Arthur tersenyum lebar, merasa menang. Namun, tatapannya beralih pada Leon yang masih belum menyentuh makanannya. Bocah kecil itu justru sibuk mengutak-atik ponsel pintarnya, membuat dahi Arthur mengernyit. "Leon, kenapa tidak dimakan? Apa ada yang salah?"
Leon mendongak, menatap Arthur dengan pandangan miring yang mematikan. "Tuan Arthur, aku baru saja menyadap log panggilan di ponsel kantormu. Mengapa ada nama 'Marco', perancang busana asal Milan, yang menelepon Mama sebanyak tiga kali tadi subuh? Dan mengapa dia mengirimkan pesan teks bertuliskan 'I miss you, Bella'?"
Uhuk!
Arthur yang sedang minum kopi seketika tersedak hebat. Wajahnya yang tadinya cerah mendadak berubah menjadi gelap gulita. Jiwa posesif dan cemburu butanya langsung bangkit bergolak seketika. Dia menoleh menatap Elena yang sedang mengoles selai di seberang meja dengan tatapan menuntut penjelasan.
"Marco? Siapa Marco, Elena? Dan kenapa dia memanggilmu Bella di jam tiga subuh?!" suara bariton Arthur meninggi oleh rasa cemburu yang kentara sekali.
Elena hanya memutar bola matanya malas, menyesap teh hangatnya dengan tenang. "Dia adalah rekan kerja sekaligus sahabat baikku selama di Milan, Arthur. Dia memanggil semua wanita dengan sebutan Bella, itu hal yang biasa di Italia."
"Tidak ada yang biasa kalau pria lain merindukan istriku!" ketus Arthur, mengepalkan tangannya di atas meja. Dia langsung mengambil ponselnya sendiri, mengetik sesuatu dengan cepat. "Aku akan memerintahkan Evan untuk membeli butik tempat Marco bekerja di Milan, lalu memindahkannya ke cabang terjauh di pedalaman Afrika agar dia tidak bisa menghubungimu lagi."
Leon menggelengkan kepalanya melihat kelakuan ayahnya. "Sangat tidak efisien dan kekanak-kanakan, Tuan Arthur. Cukup bayar aku setengah dari harga butik itu, dan aku akan menghapus nomor kontak pria Milan itu dari seluruh jaringan satelit Eropa agar dia tidak bisa menelepon Mama selamanya."
Elena menepuk dahinya sendiri dengan telapak tangan, merasa pusing menghadapi dua singa Arkananta yang tingkat posesifnya sudah berada di luar nalar manusia normal. "Kalian berdua, cukup! Jika ada yang berani mengacaukan kontak bisnisku, aku bersumpah akan tidur di kamar terpisah selama satu bulan penuh!"
Ancaman Elena seketika membuat Arthur dan Leon membeku. Ayah dan anak itu saling lirik, lalu dengan kompak menurunkan ponsel mereka ke atas meja secara bersamaan. Di depan Elena, dua penguasa itu mendadak menjadi sangat penurut.
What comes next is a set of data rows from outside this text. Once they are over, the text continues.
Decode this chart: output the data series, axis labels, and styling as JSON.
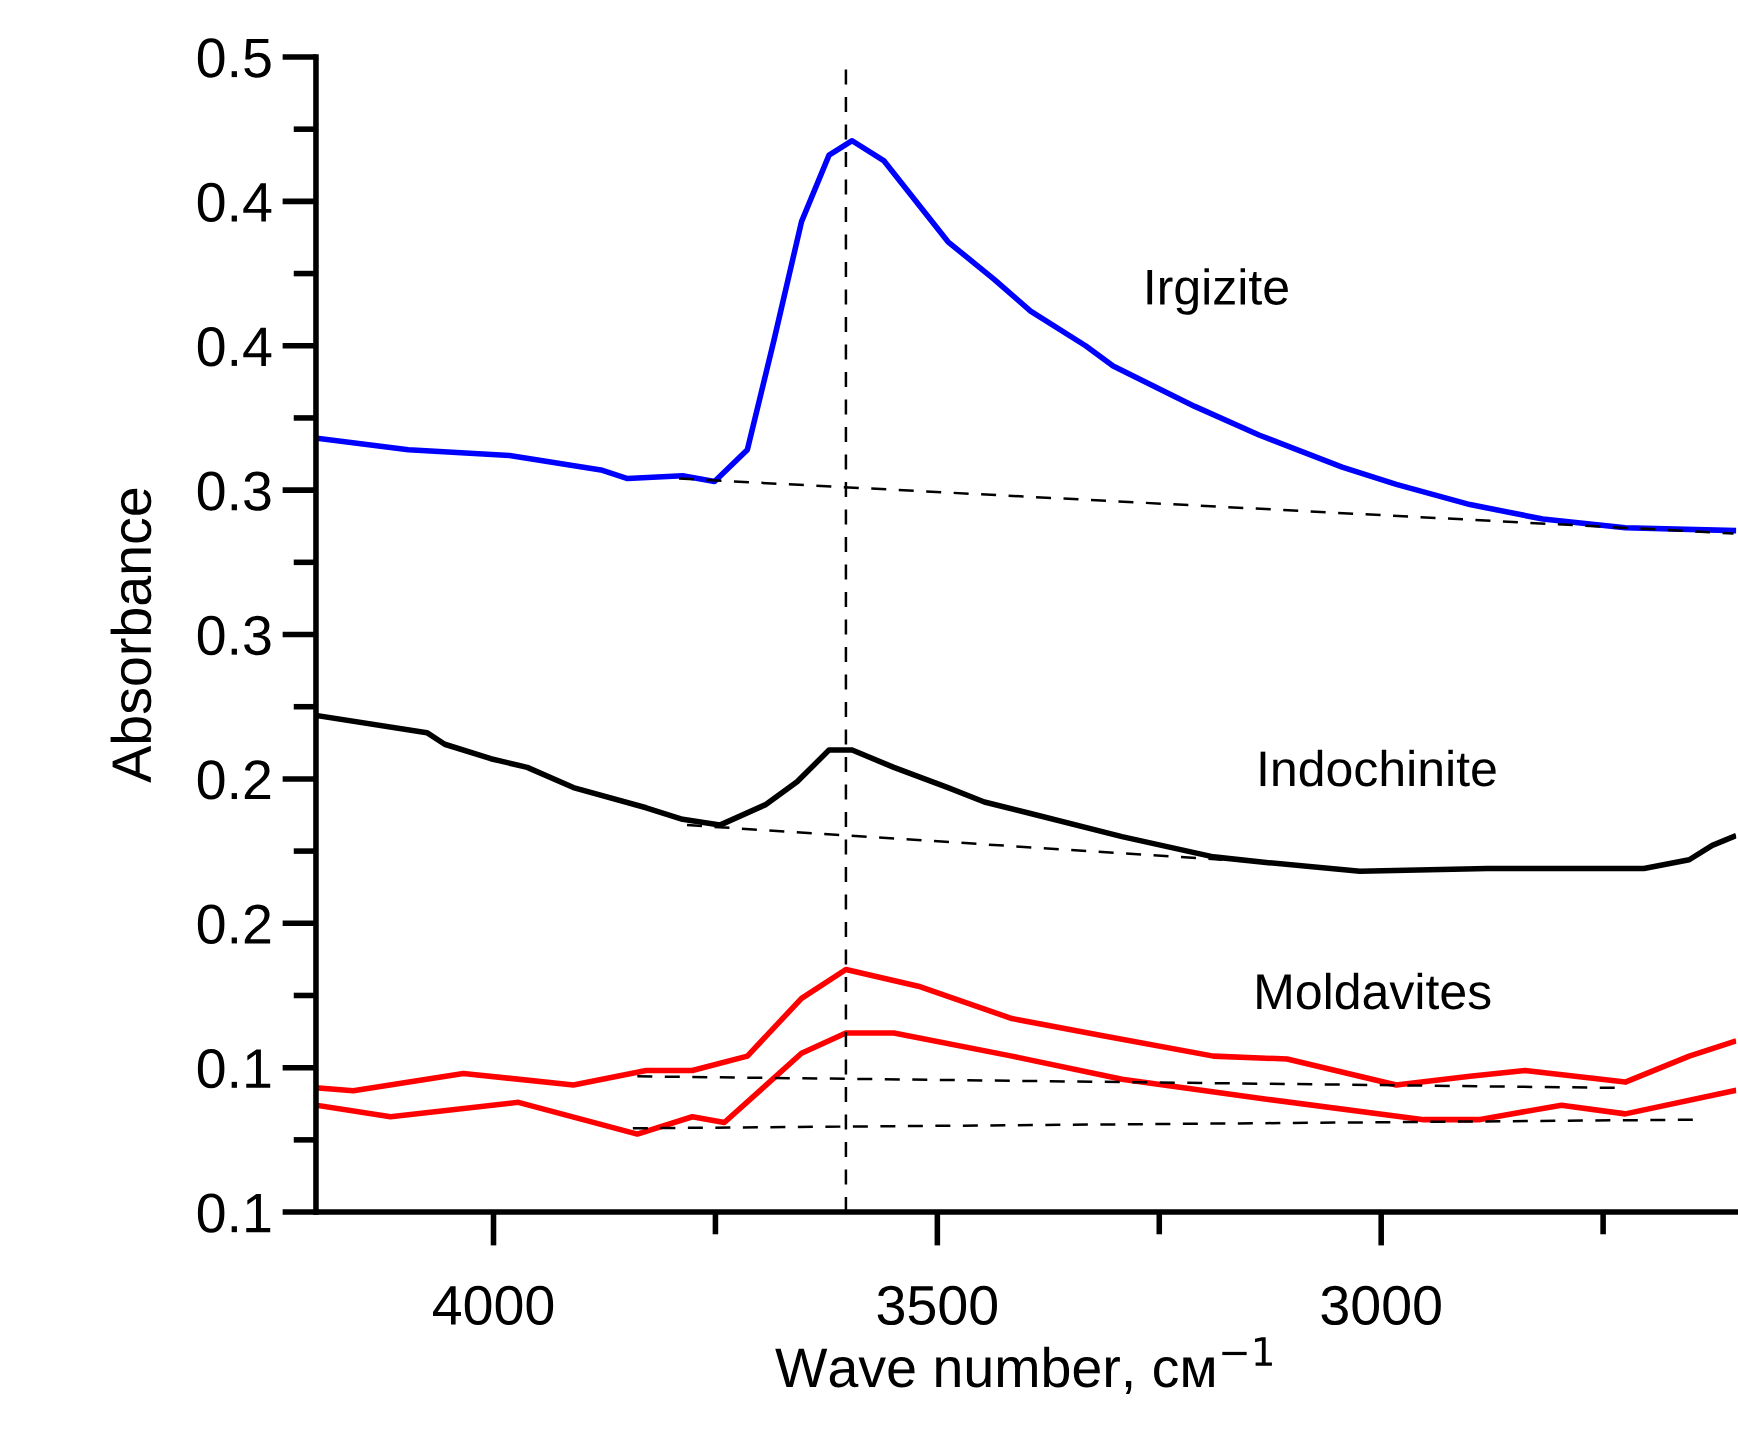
{
  "chart_data": {
    "type": "line",
    "xlabel": "Wave number, см$^{−1}$",
    "ylabel": "Absorbance",
    "xlim": [
      4200,
      2600
    ],
    "xticks": [
      4000,
      {
        "value": 3750,
        "label": null
      },
      3500,
      {
        "value": 3250,
        "label": null
      },
      3000,
      {
        "value": 2750,
        "label": null
      }
    ],
    "ylim": [
      0.1,
      0.5
    ],
    "yticks": [
      {
        "value": 0.1,
        "label": "0.1"
      },
      {
        "value": 0.125,
        "label": null
      },
      {
        "value": 0.15,
        "label": "0.1"
      },
      {
        "value": 0.175,
        "label": null
      },
      {
        "value": 0.2,
        "label": "0.2"
      },
      {
        "value": 0.225,
        "label": null
      },
      {
        "value": 0.25,
        "label": "0.2"
      },
      {
        "value": 0.275,
        "label": null
      },
      {
        "value": 0.3,
        "label": "0.3"
      },
      {
        "value": 0.325,
        "label": null
      },
      {
        "value": 0.35,
        "label": "0.3"
      },
      {
        "value": 0.375,
        "label": null
      },
      {
        "value": 0.4,
        "label": "0.4"
      },
      {
        "value": 0.425,
        "label": null
      },
      {
        "value": 0.45,
        "label": "0.4"
      },
      {
        "value": 0.475,
        "label": null
      },
      {
        "value": 0.5,
        "label": "0.5"
      }
    ],
    "grid": false,
    "legend": false,
    "marker": "none",
    "series": [
      {
        "color": "#0000ff",
        "line_style": "solid",
        "x": [
          4199,
          4096,
          3982,
          3879,
          3849,
          3787,
          3751,
          3714,
          3684,
          3653,
          3622,
          3596,
          3560,
          3488,
          3436,
          3395,
          3333,
          3302,
          3210,
          3137,
          3044,
          2983,
          2900,
          2818,
          2725,
          2603
        ],
        "values": [
          0.368,
          0.364,
          0.362,
          0.357,
          0.354,
          0.355,
          0.353,
          0.364,
          0.402,
          0.443,
          0.466,
          0.471,
          0.464,
          0.436,
          0.423,
          0.412,
          0.4,
          0.393,
          0.379,
          0.369,
          0.358,
          0.352,
          0.345,
          0.34,
          0.337,
          0.336
        ]
      },
      {
        "color": "#000000",
        "line_style": "dashed",
        "x": [
          3791,
          2603
        ],
        "values": [
          0.354,
          0.335
        ]
      },
      {
        "color": "#000000",
        "line_style": "solid",
        "x": [
          4200,
          4075,
          4055,
          4003,
          3962,
          3910,
          3828,
          3787,
          3745,
          3694,
          3658,
          3622,
          3596,
          3549,
          3488,
          3447,
          3395,
          3292,
          3189,
          3127,
          3024,
          2880,
          2704,
          2653,
          2627,
          2603
        ],
        "values": [
          0.272,
          0.266,
          0.262,
          0.257,
          0.254,
          0.247,
          0.24,
          0.236,
          0.234,
          0.241,
          0.249,
          0.26,
          0.26,
          0.254,
          0.247,
          0.242,
          0.238,
          0.23,
          0.223,
          0.221,
          0.218,
          0.219,
          0.219,
          0.222,
          0.227,
          0.23
        ]
      },
      {
        "color": "#000000",
        "line_style": "dashed",
        "x": [
          3782,
          3179
        ],
        "values": [
          0.234,
          0.222
        ]
      },
      {
        "color": "#ff0000",
        "line_style": "solid",
        "x": [
          4200,
          4158,
          4034,
          3910,
          3828,
          3776,
          3714,
          3653,
          3603,
          3519,
          3416,
          3312,
          3189,
          3106,
          2983,
          2900,
          2838,
          2725,
          2653,
          2603
        ],
        "values": [
          0.143,
          0.142,
          0.148,
          0.144,
          0.149,
          0.149,
          0.154,
          0.174,
          0.184,
          0.178,
          0.167,
          0.161,
          0.154,
          0.153,
          0.144,
          0.147,
          0.149,
          0.145,
          0.154,
          0.159
        ]
      },
      {
        "color": "#ff0000",
        "line_style": "solid",
        "x": [
          4200,
          4116,
          3972,
          3838,
          3776,
          3740,
          3653,
          3603,
          3549,
          3416,
          3292,
          3127,
          2952,
          2890,
          2797,
          2725,
          2603
        ],
        "values": [
          0.137,
          0.133,
          0.138,
          0.127,
          0.133,
          0.131,
          0.155,
          0.162,
          0.162,
          0.154,
          0.146,
          0.139,
          0.132,
          0.132,
          0.137,
          0.134,
          0.142
        ]
      },
      {
        "color": "#000000",
        "line_style": "dashed",
        "x": [
          3838,
          2735
        ],
        "values": [
          0.147,
          0.143
        ]
      },
      {
        "color": "#000000",
        "line_style": "dashed",
        "x": [
          3843,
          2643
        ],
        "values": [
          0.129,
          0.132
        ]
      }
    ],
    "ref_lines": [
      {
        "axis": "x",
        "value": 3603,
        "color": "#000000",
        "line_style": "dashed"
      }
    ],
    "annotations": [
      "Irgizite",
      "Indochinite",
      "Moldavites"
    ]
  }
}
"Baiklah, demi kedamaian rumah tangga kita, aku membatalkan rencana itu," ucap Arthur berdehem pelan, mencoba mengembalikan wibawanya.
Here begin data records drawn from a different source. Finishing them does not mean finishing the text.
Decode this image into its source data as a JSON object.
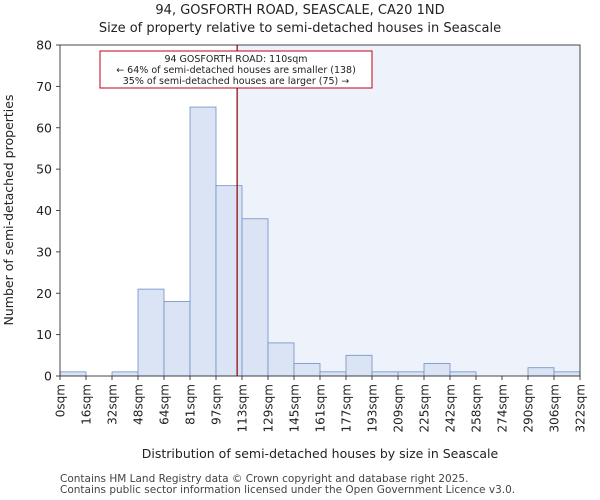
{
  "chart_data": {
    "type": "bar",
    "title": "94, GOSFORTH ROAD, SEASCALE, CA20 1ND",
    "subtitle": "Size of property relative to semi-detached houses in Seascale",
    "xlabel": "Distribution of semi-detached houses by size in Seascale",
    "ylabel": "Number of semi-detached properties",
    "bin_edges": [
      0,
      16,
      32,
      48,
      64,
      81,
      97,
      113,
      129,
      145,
      161,
      177,
      193,
      209,
      225,
      242,
      258,
      274,
      290,
      306,
      322
    ],
    "tick_labels": [
      "0sqm",
      "16sqm",
      "32sqm",
      "48sqm",
      "64sqm",
      "81sqm",
      "97sqm",
      "113sqm",
      "129sqm",
      "145sqm",
      "161sqm",
      "177sqm",
      "193sqm",
      "209sqm",
      "225sqm",
      "242sqm",
      "258sqm",
      "274sqm",
      "290sqm",
      "306sqm",
      "322sqm"
    ],
    "values": [
      1,
      0,
      1,
      21,
      18,
      65,
      46,
      38,
      8,
      3,
      1,
      5,
      1,
      1,
      3,
      1,
      0,
      0,
      2,
      1
    ],
    "ylim": [
      0,
      80
    ],
    "yticks": [
      0,
      10,
      20,
      30,
      40,
      50,
      60,
      70,
      80
    ],
    "property_size": 110,
    "annotation": {
      "line1": "94 GOSFORTH ROAD: 110sqm",
      "line2": "← 64% of semi-detached houses are smaller (138)",
      "line3": "35% of semi-detached houses are larger (75) →"
    },
    "colors": {
      "bar_fill": "#dae4f5",
      "bar_edge": "#6f8fc6",
      "marker_line": "#8b0000",
      "highlight_bg": "#eef2fb",
      "annotation_border": "#c0001a"
    }
  },
  "footer": {
    "line1": "Contains HM Land Registry data © Crown copyright and database right 2025.",
    "line2": "Contains public sector information licensed under the Open Government Licence v3.0."
  }
}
Lia yang melihat kelakuan ayah dan kakaknya hanya tertawa cekikikan sambil menikmati pancakenya. Meskipun pagi mereka diwarnai oleh drama dapur gosong dan kecemburuan berskala internasional, Elena tidak bisa menyangkal bahwa kebahagiaan sejati yang sempat hilang kini telah benar-benar kembali mengelilingi hidupnya.